Nawałka: po mundialu oddaję się do dyspozycji zarządu PZPN
Selekcjoner piłkarskiej reprezentacji Polski Adam Nawałka nie zdradził, czy po zakończeniu mistrzostw świata w Rosji pozostanie na stanowisku. - Nie podejmuję decyzji na gorąco - powiedział na konferencji prasowej w Soczi. Nawałka prowadzi drużynę narodową od listopada 2013 roku. Niedzielny pojedynek z Kolumbią, przegrany 0:3, był 49. meczem biało-czerwonych pod wodzą 60-letniego selekcjonera.
- To ja jestem odpowiedzialny, za to co się wydarzyło, nie tylko we wczorajszym meczu, ale oczywiście w całym mundialu. Mieliśmy bardzo duże oczekiwania. Staraliśmy się chłodzić głowy, jako drużyna i sztab podchodziliśmy z dużym dystansem do udziału w mistrzostwach świata. Ale każdy miał swoje marzenia i plany, staraliśmy się zrobić wszystko, aby optymalnie przygotować się do tych mistrzostw, żeby te plany i marzenia spełnić - powiedział Nawałka.
"Umowa obowiązuje mnie do końca mundialu"
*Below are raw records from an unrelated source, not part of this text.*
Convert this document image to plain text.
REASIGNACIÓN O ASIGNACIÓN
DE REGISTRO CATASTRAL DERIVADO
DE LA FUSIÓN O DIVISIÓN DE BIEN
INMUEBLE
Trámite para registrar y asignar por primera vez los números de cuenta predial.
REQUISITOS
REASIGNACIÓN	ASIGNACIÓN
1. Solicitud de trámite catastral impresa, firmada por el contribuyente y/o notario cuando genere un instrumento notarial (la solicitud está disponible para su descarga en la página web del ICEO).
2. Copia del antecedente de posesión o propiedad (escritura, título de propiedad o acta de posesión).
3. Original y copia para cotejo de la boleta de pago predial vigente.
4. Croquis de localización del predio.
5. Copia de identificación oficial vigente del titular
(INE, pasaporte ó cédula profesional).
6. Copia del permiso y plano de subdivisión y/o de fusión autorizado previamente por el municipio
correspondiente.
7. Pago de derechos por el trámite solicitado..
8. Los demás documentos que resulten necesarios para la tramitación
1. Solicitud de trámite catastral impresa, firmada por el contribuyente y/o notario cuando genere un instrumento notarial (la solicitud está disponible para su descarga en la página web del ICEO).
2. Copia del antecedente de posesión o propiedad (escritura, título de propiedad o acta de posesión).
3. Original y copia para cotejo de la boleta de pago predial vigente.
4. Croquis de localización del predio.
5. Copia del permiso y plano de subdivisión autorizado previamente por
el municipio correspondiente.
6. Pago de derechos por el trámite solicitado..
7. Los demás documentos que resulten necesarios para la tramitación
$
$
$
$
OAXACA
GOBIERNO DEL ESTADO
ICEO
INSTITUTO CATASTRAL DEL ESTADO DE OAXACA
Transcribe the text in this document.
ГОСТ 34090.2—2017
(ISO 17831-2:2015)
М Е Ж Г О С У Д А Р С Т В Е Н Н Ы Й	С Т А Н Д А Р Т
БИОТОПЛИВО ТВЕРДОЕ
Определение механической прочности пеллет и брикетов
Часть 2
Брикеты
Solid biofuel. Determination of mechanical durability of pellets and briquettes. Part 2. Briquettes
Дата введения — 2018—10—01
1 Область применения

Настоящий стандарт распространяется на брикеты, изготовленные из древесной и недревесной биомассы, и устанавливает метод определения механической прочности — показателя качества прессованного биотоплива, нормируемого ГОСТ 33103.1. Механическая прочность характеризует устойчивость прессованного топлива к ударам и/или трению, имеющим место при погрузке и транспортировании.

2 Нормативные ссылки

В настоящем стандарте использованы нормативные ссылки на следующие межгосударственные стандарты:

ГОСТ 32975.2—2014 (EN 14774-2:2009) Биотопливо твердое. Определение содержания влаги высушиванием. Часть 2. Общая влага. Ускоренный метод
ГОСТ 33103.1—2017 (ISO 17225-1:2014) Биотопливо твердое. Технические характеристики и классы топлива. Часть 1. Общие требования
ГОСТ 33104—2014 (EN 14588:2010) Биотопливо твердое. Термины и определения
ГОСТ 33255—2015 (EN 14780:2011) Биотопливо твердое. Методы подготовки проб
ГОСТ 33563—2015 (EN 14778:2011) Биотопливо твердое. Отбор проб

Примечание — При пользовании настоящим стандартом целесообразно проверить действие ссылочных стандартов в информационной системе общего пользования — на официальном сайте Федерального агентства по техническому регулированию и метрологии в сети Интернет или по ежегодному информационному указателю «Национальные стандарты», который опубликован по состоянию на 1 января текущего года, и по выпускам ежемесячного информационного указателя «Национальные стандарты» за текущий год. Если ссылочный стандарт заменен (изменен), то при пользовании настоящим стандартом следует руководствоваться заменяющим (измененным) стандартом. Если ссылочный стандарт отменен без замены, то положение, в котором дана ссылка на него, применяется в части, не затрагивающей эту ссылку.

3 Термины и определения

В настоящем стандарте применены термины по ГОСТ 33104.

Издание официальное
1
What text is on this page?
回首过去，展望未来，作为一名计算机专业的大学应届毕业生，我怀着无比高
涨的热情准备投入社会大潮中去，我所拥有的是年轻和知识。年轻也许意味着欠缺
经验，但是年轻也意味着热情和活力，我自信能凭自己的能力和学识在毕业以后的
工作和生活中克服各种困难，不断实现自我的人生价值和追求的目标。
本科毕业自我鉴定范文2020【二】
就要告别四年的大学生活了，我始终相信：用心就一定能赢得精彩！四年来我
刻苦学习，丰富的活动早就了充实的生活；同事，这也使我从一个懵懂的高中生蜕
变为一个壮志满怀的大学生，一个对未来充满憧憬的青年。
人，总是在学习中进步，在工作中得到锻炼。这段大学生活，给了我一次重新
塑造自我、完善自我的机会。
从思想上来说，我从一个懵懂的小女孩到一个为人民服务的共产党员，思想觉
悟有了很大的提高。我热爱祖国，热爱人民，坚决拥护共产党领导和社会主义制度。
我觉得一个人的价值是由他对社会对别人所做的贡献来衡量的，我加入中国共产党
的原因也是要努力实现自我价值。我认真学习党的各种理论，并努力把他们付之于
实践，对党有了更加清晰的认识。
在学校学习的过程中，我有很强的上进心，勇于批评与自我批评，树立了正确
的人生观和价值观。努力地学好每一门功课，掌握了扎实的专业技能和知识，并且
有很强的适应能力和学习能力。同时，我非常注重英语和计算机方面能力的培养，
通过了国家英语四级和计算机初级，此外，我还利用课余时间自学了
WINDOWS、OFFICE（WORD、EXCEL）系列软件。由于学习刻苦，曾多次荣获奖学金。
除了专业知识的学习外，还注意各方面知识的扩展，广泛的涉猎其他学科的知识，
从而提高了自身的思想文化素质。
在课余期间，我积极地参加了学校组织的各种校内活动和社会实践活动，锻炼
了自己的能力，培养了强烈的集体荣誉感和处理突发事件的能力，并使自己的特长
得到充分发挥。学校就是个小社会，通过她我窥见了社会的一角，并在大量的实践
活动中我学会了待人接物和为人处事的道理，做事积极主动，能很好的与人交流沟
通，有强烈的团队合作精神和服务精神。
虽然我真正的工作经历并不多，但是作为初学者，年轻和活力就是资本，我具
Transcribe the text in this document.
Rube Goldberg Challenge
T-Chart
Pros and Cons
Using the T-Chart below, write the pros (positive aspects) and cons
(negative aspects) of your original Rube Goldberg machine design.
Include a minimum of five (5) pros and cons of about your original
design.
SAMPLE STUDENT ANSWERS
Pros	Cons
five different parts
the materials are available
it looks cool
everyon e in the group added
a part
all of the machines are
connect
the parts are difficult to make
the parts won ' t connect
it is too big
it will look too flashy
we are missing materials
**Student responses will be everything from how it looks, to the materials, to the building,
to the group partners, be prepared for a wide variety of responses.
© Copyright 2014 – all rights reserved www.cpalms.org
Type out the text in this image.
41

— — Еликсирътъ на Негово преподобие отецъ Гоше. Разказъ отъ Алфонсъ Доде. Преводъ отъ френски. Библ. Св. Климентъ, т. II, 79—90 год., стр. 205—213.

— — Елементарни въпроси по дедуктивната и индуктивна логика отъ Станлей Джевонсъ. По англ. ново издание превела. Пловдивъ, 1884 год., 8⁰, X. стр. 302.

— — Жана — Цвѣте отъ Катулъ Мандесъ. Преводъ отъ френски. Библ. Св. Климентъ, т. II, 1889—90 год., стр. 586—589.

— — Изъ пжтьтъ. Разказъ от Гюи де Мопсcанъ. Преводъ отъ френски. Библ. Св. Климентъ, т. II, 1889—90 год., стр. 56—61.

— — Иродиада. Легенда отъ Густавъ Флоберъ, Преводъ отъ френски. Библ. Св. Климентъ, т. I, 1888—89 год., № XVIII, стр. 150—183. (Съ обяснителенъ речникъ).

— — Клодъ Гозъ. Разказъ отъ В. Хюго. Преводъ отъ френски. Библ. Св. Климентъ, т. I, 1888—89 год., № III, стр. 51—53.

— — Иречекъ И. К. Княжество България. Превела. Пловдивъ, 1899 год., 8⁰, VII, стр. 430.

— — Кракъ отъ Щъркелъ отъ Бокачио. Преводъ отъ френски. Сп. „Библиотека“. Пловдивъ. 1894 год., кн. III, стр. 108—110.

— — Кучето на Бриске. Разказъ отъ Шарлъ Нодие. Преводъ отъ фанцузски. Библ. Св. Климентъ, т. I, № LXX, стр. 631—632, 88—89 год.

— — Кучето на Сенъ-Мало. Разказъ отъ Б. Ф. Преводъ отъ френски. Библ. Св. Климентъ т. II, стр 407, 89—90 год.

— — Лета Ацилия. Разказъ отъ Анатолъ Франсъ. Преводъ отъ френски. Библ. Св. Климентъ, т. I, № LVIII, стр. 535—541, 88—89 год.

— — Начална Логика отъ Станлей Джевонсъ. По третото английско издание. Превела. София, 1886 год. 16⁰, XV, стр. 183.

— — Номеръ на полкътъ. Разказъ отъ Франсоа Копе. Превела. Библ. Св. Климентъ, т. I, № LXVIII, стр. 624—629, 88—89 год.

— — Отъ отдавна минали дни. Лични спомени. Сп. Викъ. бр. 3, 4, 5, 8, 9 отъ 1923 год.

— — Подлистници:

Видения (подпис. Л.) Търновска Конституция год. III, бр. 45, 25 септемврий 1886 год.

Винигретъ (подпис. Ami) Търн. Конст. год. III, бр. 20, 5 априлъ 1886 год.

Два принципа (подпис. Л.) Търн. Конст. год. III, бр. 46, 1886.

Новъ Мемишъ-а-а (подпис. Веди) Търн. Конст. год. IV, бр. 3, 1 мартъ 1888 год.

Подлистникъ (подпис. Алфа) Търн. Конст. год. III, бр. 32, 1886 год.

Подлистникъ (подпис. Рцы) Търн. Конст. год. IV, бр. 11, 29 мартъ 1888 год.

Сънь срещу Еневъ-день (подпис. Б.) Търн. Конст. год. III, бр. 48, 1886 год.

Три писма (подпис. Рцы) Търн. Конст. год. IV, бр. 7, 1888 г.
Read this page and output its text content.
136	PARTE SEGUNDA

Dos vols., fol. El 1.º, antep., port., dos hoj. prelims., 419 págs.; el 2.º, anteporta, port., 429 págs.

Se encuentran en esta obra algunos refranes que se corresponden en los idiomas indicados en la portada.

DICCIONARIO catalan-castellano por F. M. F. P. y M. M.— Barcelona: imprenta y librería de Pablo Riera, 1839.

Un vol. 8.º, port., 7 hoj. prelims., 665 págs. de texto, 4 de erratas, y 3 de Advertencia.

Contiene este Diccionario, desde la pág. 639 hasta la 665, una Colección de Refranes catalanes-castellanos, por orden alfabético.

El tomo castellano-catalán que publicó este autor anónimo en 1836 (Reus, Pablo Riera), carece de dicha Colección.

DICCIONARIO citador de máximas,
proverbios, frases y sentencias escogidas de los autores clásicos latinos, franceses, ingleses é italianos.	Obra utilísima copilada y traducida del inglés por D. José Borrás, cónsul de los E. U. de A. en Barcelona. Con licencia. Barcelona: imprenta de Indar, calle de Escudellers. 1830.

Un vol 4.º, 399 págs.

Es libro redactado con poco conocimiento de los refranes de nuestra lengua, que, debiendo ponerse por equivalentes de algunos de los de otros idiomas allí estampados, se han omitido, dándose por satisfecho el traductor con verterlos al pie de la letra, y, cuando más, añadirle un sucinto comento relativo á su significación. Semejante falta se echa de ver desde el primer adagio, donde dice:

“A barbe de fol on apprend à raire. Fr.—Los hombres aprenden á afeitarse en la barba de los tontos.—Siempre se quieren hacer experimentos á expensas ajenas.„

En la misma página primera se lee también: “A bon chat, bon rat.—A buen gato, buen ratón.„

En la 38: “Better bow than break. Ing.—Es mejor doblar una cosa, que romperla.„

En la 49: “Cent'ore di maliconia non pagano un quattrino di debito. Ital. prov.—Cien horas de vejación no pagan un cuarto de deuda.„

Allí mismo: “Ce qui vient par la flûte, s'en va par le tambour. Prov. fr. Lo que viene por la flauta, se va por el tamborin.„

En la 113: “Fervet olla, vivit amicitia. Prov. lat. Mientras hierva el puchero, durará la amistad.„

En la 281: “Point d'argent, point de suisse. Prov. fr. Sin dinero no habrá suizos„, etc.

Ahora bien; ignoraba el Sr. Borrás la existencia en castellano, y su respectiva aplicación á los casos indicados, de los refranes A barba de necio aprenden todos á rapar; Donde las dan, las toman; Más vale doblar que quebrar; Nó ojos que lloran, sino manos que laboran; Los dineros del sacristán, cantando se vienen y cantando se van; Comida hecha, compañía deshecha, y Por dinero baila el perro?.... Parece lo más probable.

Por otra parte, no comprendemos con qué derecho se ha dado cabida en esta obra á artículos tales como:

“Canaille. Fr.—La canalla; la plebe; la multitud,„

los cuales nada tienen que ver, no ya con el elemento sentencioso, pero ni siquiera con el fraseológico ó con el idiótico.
- Stało się inaczej, wracamy do domu. Nie zaprezentowaliśmy się tak, jakbyśmy wszyscy tego chcieli i mamy tego pełną świadomość - podkreślił na konferencji prasowej w Soczi 60-letni szkoleniowiec.
Szkoleniowiec, który posadę objął w listopadzie 2013 roku, nie chciał odpowiedzieć na pytanie o to, co stanie się z nim po zakończeniu udziału biało-czerwonych w rosyjskim turnieju. Biało-czerwoni zagrają w czwartek z Japonią w Wołgogradzie.
- Nigdy nie podejmuję decyzji na gorąco. Umowa obowiązuje mnie do końca mundialu. Oczywiście, w tej sytuacji po ostatnim meczu oddaję się do dyspozycji zarządu, prezesa PZPN i wtedy dopiero zostaną podjęte decyzje. Inne spekulacje na temat mojej przyszłości zostawiam na po mistrzostwach - uciął Nawałka.
"W takich momentach wszyscy trzymają się razem"
Jednocześnie zaznaczył, że jego podopiecznym nie zabraknie motywacji na spotkanie z Japonią, mimo że o niczym ono nie decyduje.
- Nawet w takich trudnych momentach reprezentacja musi stanąć na wysokości zadania. Dziś po południu będziemy mieć analizę naszego wczorajszego meczu, przejdziemy również do analizy naszego najbliższego przeciwnika - poinformował Nawałka.
Na drużynę narodową spadła fala krytyki po przegranych meczach. Niektóre media informowały, że pomiędzy kadrowiczami powstały konflikty.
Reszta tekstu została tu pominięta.